Abu Dhabi: “Long live France” came the chants, in French, from citizens of the Ashrafieh neighbourhood during French President Emmanuel Macron’s tour there on Thursday despite the end of the French mandate over Lebanon in 1943 and the withdrawal of the last soldier in 1946. But after more than 20 years of occupation, The the Lebanese are calling for a return of the French mandate as an affirmation of dissatisfaction with the current regime, according to the German News Agency.
The Lebanese have suffered greatly, and have overcome many tragedies before, from fierce battles by proxy to a catastrophic civil war that destroyed central Beirut. The people showed great stamina, but their patience is now exhausted, especially after the disaster of the Beirut Port blasts on Tuesday.
They welcomed Macron’s visit and as he stood in the midst of the crowd in Beirut he even pushed one of his guards aside in order to embrace a Lebanese woman. The Lebanese saw him as their “saviour.”
He initiated this visit, indifferent to the dangers, the least of which is the possibility of infection with the Coronavirus, among the crowds of people to express his solidarity and France’s solidarity with them.
Anger of the masses
They have not seen a Lebanese official standing in their midst and addressing them, and in fact no one, whoever was responsible, will not dare to do so.
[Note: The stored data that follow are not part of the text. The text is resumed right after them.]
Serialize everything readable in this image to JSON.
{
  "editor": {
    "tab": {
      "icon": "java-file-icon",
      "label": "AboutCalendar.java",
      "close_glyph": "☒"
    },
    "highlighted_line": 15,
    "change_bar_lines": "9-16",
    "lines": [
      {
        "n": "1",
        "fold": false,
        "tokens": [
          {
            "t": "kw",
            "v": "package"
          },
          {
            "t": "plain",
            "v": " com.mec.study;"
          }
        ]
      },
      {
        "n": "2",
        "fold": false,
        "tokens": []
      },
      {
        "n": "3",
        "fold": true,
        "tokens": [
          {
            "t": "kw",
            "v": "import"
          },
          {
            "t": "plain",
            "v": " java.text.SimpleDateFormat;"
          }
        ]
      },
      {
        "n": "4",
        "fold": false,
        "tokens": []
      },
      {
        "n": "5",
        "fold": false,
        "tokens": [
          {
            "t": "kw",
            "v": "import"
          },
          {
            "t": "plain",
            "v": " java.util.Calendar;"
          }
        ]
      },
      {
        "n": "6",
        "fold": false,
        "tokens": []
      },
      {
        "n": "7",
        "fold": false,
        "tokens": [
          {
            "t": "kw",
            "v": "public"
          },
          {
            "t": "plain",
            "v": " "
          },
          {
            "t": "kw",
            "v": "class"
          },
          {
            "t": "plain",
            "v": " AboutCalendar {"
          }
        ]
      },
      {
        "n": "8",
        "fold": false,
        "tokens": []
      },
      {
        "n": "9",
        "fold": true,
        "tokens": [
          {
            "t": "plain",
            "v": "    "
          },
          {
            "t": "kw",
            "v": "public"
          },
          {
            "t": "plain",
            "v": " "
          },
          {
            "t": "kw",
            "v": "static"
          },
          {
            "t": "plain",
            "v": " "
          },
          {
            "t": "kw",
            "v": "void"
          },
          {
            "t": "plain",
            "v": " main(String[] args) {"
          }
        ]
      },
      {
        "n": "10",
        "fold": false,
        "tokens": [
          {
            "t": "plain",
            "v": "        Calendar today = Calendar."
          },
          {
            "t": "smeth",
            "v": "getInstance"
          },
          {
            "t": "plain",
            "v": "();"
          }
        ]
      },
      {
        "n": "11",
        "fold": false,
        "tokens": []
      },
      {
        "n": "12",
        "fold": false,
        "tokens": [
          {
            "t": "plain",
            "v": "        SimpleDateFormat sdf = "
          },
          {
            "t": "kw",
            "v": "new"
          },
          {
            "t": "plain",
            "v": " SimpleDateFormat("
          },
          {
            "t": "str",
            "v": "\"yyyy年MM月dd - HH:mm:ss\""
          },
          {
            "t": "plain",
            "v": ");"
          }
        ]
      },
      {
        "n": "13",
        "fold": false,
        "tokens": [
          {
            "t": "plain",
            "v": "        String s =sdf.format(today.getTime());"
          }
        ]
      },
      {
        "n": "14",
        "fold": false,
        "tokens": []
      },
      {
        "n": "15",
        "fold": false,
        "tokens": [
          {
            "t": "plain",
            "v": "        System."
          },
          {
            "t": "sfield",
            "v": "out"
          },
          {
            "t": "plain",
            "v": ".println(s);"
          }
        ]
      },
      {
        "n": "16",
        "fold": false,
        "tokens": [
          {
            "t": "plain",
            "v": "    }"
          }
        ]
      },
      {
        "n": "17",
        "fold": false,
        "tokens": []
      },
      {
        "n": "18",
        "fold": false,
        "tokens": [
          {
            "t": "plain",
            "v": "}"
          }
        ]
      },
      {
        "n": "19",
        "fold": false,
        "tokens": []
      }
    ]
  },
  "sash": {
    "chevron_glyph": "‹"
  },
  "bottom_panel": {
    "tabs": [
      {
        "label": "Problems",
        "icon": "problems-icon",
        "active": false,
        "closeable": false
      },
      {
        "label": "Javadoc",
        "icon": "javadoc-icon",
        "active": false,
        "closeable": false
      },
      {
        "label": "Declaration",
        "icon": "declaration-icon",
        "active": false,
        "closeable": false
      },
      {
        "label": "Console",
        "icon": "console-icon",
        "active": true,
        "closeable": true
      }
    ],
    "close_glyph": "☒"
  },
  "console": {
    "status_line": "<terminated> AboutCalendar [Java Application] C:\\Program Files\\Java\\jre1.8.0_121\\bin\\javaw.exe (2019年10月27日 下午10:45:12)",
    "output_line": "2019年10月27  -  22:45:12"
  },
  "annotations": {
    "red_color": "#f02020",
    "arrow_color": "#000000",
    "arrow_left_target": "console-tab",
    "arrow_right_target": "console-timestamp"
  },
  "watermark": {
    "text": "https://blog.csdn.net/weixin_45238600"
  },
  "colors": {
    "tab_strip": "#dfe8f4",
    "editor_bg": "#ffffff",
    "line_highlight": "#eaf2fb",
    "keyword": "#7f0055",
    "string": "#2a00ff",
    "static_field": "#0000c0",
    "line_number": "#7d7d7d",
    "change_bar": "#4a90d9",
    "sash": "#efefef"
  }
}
The anger of the Lebanese masses is stormy and its consequences cannot be predicted.
For instance, when the Lebanese Minister of Justice, Marie Claude Najm, tried to inspect the affected areas as a result of the explosion, angry protesters demanded her to resign, saying, “Do you have no dignity?!” While the protesters chased her, she tried to hide in one of the destroyed buildings until the army soldiers arrived to rescue her. The Lebanese President, Michel Aoun, only inspected the port.
Bloomberg News Agency says that the scenes of Macron’s tour, which were broadcast live by the media around the world, are expected to cause controversy in France, as he has been criticized from time to time for not responding to the French demands, and his popularity has barely begun to recover after the protests of the yellow vest activists.
During his tour, Macron was wearing a black tie to express grief for the victims of the devastating explosion in Beirut’s main port, which killed at least 137 people, injured thousands, and displaced 300,000 people. The damage is estimated at $5 billion, an amount that Lebanon does not possess now, according to Bloomberg.
Speaking to reporters at the end of his visit, Macron called for an international investigation to be conducted to determine the causes of the explosion, which was reported to have been the result of the presence of a large shipment of “ammonium nitrate” in one of the port’s warehouses. “We need a transparent and frank international investigation to ensure that nothing is hidden or any doubts remain,” Macron said.
Macron tried to show his solidarity with the Lebanese people without standing by any political group. When one of the women shouted, “Please do not give the money to our corrupt government,” Macron looked at her and said, “Don’t worry about this.”
Macron promised that he would organize international aid while also pushing for political change. He said, “I came this morning to help, and I will talk with all political factions to demand a new charter.”
Macron refused to rule out sanctions against the Lebanese government, although he stressed that this was not a priority for the time being. He said Lebanese banks should disclose their losses to disburse international loans necessary to maintain food supplies.
On the other hand, Bloomberg reported that the French president’s visit to Lebanon shows his ambition to be a world leader in a region where the United States and Russia have maintained the balance of power in recent years, and Turkey is flexing its muscles.
Break out of the abyss
John Alterman, director of the Middle East programme at the American Center for Strategic Studies, said that under normal circumstances, the United States and its like allies and partners would come together to help Lebanon break out of the abyss in which it fell, and at the same time strike a blow against Iranian influence and help Lebanon not to become a failed state. There is insufficient evidence that the United States has the capacity or intent to organise such an effort now.
Alterman called on the administration of US President Donald Trump to hold in-depth discussions with France, the United Kingdom, and the Gulf states, saying that there should be tough discussions with Lebanese officials. These discussions and negotiations will take time and require skill, sympathy and understanding.
Alterman said that although it is not certain that the international parties will be able to take advantage of the current crisis to achieve the reforms that Lebanon needs, the chances are better if the United States plays a central role in these efforts, as the consequences of Lebanon’s failure could haunt Trump and his successors for years to come.